Apple ne vend pas seulement des produits : elle vend un sentiment de supériorité morale et esthétique. Chaque présentation ressemble à une messe, chaque scène à un autel de verre. L’entreprise a compris que les gens ne cherchent pas des objets, mais du sens. Elle habille donc la technologie d’idéologie : durabilité, diversité, éthique de l’IA. Le boîtier contient « 100 % d’aluminium recyclé » – un chiffre qui tient lieu de pénitence à l’ère de la consommation. Les acheteurs veulent croire qu’ils font le bien en achetant ; Apple leur fournit l’évangile approprié. Dans cette religion de substitution, Johny Srouji est le grand prêtre du silicium et chaque communiqué devient révélation.

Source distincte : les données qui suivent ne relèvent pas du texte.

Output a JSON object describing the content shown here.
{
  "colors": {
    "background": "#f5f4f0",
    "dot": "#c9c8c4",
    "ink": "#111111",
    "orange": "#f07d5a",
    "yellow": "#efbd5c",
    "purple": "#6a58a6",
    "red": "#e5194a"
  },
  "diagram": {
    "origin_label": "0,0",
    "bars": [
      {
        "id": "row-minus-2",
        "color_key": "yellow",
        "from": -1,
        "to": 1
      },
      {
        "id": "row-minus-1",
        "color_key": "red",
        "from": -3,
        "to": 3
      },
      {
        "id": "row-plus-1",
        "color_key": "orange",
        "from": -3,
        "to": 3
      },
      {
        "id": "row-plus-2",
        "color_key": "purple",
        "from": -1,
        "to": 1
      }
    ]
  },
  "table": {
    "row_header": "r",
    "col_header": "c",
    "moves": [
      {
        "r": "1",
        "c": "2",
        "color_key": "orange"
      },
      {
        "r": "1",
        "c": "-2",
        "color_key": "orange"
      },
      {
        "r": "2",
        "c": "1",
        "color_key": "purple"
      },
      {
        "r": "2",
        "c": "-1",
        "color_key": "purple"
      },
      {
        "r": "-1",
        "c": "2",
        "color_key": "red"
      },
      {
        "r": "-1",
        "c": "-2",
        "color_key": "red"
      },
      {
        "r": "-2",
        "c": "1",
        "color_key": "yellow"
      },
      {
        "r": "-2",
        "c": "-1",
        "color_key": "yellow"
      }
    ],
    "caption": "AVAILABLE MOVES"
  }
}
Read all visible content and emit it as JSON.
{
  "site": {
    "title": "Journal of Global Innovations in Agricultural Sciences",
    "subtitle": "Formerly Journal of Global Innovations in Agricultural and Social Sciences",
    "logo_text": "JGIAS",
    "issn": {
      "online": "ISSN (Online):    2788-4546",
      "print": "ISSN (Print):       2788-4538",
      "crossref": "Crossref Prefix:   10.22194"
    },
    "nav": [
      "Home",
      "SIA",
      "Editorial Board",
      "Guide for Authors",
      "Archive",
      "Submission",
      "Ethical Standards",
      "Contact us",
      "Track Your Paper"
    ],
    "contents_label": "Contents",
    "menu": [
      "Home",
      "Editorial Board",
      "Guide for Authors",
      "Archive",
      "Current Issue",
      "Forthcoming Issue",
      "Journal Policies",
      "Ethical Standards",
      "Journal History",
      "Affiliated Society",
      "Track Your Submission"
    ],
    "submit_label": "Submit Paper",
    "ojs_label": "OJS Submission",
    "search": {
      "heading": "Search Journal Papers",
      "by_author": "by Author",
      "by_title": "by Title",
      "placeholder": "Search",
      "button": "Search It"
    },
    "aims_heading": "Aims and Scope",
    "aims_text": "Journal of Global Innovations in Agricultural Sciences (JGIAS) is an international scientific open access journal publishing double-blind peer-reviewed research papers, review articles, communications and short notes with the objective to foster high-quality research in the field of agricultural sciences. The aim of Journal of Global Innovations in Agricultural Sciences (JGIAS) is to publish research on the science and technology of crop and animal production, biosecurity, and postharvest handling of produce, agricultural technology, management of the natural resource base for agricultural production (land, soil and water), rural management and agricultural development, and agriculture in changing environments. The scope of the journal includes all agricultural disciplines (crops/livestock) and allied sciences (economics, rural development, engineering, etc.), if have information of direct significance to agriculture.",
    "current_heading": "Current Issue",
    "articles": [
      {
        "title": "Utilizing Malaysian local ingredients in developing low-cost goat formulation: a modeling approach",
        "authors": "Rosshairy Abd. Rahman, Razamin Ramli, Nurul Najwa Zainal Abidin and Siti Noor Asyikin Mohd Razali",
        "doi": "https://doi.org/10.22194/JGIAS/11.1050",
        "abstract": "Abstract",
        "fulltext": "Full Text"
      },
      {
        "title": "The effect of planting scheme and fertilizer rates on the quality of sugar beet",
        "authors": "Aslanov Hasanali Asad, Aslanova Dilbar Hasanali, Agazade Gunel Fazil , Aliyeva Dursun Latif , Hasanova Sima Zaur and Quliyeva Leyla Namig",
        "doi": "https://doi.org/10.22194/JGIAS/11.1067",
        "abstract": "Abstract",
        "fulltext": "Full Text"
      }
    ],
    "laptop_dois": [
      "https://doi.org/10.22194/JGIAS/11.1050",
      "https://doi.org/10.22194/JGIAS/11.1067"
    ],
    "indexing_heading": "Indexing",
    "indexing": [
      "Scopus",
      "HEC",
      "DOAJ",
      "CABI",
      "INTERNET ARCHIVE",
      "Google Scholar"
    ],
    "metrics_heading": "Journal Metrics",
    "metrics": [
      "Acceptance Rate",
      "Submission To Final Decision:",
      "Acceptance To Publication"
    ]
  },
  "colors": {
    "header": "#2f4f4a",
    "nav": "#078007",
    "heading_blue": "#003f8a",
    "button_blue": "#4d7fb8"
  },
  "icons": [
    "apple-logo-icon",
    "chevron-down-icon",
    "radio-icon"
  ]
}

L’IA comme mythe du XXIᵉ siècle

Ce que les communiqués présentent comme « le prochain grand saut de l’IA » n’est au fond qu’un tour de langage. « Neural Accelerator », « 16-Core Neural Engine », « Apple Intelligence » : autant de termes qui sonnent comme de la recherche, mais ne sont que marketing. Ici, l’IA n’est pas un système de connaissance, mais un argument de vente qui justifie moralement sa propre supériorité. Dire IA permet d’affirmer le progrès sans avoir à le démontrer. Ces appareils ne produisent pas d’intelligence, mais de la dépendance. Ils n’apprennent pas – c’est nous qui les apprenons. Nous élevons les machines à l’image de nos attentes et prenons l’écho pour du savoir.

Vue latérale du casque Apple Vision Pro avec le nouveau bandeau double maille en tissu gris.
Le nouveau bandeau double maille du Apple Vision Pro
© Apple Inc., 2025.

Ce qu’il reste quand plus rien n’est nouveau

La véritable innovation réside peut-être dans le fait qu’Apple a réussi à transformer le progrès en routine. Chaque année, le même scénario : puce, chiffres, citations, applaudissements. La M5, prétendue apogée du développement technologique, n’est en réalité que la preuve d’une culture épuisée, qui pense encore en gigaoctets et en nits tandis que la curiosité s’éteint. L’innovation est devenue l’esthétique du même. Apple a perfectionné le progrès en le supprimant – et le monde applaudit sans s’en rendre compte. Ainsi se termine la modernité : non par un élan, mais dans l’attente silencieuse d’une mise à jour logicielle.